Un tribunal a jugé que la période de référence à laquelle s'applique le régime d'aménagement du temps de travail n'a pas nécessairement à coïncider avec le cycle de rotation du travail posté.
Selon les milieux juridiques, le 21, la 1re chambre civile du tribunal de district d'Uijeongbu a annulé le jugement de première instance qui avait donné gain de cause au demandeur dans le procès en paiement de salaire intenté par Mme A, aide-soignante, contre M. B, directeur de l'établissement de soins, et a rejeté la demande du demandeur.
Mme A a travaillé environ 1 an, en 2023, dans l'établissement de soins exploité par M. B. L'année suivante, elle a déposé une plainte pour arriérés de salaire auprès de l'inspection du travail, ce qui a ensuite débouché sur un procès civil.
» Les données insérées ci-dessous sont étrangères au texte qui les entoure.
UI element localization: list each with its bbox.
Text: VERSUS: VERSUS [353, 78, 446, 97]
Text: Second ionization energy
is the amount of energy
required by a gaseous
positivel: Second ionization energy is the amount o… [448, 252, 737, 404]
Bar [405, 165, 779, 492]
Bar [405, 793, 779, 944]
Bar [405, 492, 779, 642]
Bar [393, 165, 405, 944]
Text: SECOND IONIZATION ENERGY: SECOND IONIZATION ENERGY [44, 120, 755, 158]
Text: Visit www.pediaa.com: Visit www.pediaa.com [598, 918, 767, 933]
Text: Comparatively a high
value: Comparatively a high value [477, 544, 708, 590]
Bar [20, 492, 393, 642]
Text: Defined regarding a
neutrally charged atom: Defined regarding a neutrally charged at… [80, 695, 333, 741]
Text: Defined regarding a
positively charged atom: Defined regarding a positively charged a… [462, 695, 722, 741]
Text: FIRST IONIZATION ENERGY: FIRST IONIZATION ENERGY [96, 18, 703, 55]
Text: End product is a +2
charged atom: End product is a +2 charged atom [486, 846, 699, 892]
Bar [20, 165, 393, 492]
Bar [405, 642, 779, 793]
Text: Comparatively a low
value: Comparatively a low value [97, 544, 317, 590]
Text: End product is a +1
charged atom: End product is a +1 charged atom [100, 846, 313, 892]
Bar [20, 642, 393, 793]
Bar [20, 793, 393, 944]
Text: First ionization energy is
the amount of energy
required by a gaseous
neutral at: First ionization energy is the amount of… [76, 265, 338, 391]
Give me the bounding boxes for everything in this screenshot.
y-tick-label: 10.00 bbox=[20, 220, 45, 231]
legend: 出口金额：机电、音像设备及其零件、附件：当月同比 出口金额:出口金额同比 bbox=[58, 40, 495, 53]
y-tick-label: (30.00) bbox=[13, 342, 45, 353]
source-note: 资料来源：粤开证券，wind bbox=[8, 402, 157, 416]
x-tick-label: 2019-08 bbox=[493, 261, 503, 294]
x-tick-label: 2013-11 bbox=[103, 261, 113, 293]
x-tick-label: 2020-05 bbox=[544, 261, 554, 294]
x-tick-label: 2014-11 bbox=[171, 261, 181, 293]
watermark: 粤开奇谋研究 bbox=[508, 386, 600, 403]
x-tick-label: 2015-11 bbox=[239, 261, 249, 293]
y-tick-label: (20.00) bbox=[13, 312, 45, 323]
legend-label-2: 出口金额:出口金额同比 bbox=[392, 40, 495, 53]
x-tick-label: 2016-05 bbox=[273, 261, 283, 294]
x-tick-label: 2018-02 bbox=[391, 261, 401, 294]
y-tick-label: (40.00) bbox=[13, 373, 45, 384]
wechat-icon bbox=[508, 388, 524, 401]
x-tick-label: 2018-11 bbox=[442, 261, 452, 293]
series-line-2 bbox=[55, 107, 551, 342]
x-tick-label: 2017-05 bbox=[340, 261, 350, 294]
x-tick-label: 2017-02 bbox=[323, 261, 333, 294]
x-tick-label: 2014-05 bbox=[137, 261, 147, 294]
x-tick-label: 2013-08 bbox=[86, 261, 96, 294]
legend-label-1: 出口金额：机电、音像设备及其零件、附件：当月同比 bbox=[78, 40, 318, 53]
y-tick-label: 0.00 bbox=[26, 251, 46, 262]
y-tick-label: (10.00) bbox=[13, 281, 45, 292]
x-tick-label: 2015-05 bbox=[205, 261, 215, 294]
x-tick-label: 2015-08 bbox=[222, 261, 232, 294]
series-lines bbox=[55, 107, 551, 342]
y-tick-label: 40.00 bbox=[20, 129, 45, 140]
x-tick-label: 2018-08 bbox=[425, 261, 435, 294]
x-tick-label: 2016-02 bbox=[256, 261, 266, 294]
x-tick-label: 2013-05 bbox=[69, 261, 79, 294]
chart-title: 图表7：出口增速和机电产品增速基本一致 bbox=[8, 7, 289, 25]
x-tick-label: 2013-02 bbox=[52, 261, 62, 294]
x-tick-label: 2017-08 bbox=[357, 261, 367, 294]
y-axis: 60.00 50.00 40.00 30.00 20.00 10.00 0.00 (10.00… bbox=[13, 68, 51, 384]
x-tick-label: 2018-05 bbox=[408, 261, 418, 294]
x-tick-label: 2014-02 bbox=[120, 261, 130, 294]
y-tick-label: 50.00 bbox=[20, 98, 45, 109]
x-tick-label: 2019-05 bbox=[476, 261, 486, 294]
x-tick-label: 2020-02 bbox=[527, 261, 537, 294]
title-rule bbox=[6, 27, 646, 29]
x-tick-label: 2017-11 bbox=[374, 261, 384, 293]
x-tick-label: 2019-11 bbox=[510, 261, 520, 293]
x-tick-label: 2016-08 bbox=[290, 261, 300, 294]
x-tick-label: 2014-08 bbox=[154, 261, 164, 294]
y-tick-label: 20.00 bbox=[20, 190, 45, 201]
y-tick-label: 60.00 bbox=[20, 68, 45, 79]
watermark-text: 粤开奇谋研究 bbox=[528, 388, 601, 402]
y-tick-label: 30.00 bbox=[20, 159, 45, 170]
Ils appliquaient un régime d'aménagement du temps de travail sur une base de 2 semaines conforme au Code du travail. En règle générale, le temps de travail, hors temps de pause, ne peut excéder 8 heures par jour et 40 heures par semaine. Toutefois, en appliquant ce régime, il est possible de travailler davantage lorsque la charge de travail est élevée et de se reposer lorsqu'elle est faible, en dépassant les 8 heures par jour et les 40 heures par semaine. Cependant, le travail d'une semaine donnée ne doit pas dépasser 48 heures.
Mme A travaillait selon un rythme de 24 heures de travail, dont 8 heures de pause, suivies de deux jours de repos consécutifs. Mais Mme A a soutenu que, dans ce cas, le travail posté s'effectuant selon un cycle de 3 semaines, on ne pouvait le considérer comme un régime d'aménagement du temps de travail sur une base de 2 semaines. Par conséquent, le régime d'aménagement du temps de travail étant nul, elle a soutenu que M. B devait lui verser environ 1 million de wons, notamment au titre des heures supplémentaires des jours où elle avait travaillé plus de 8 heures.
M. B a rétorqué qu'il avait légalement introduit et appliqué un régime d'aménagement du temps de travail sur une base de 2 semaines, qu'aucun dépassement de la limite du temps de travail n'était survenu et qu'il n'avait donc aucun salaire supplémentaire à verser à Mme A.
La première instance a jugé que le travail de l'établissement de soins s'effectuait selon un cycle de 3 semaines et que le temps de travail hebdomadaire moyen dépassait 40 heures ; elle a nié la validité du contrat de régime d'aménagement du temps de travail sur une base de 2 semaines qu'ils avaient conclu et a donné raison à Mme A.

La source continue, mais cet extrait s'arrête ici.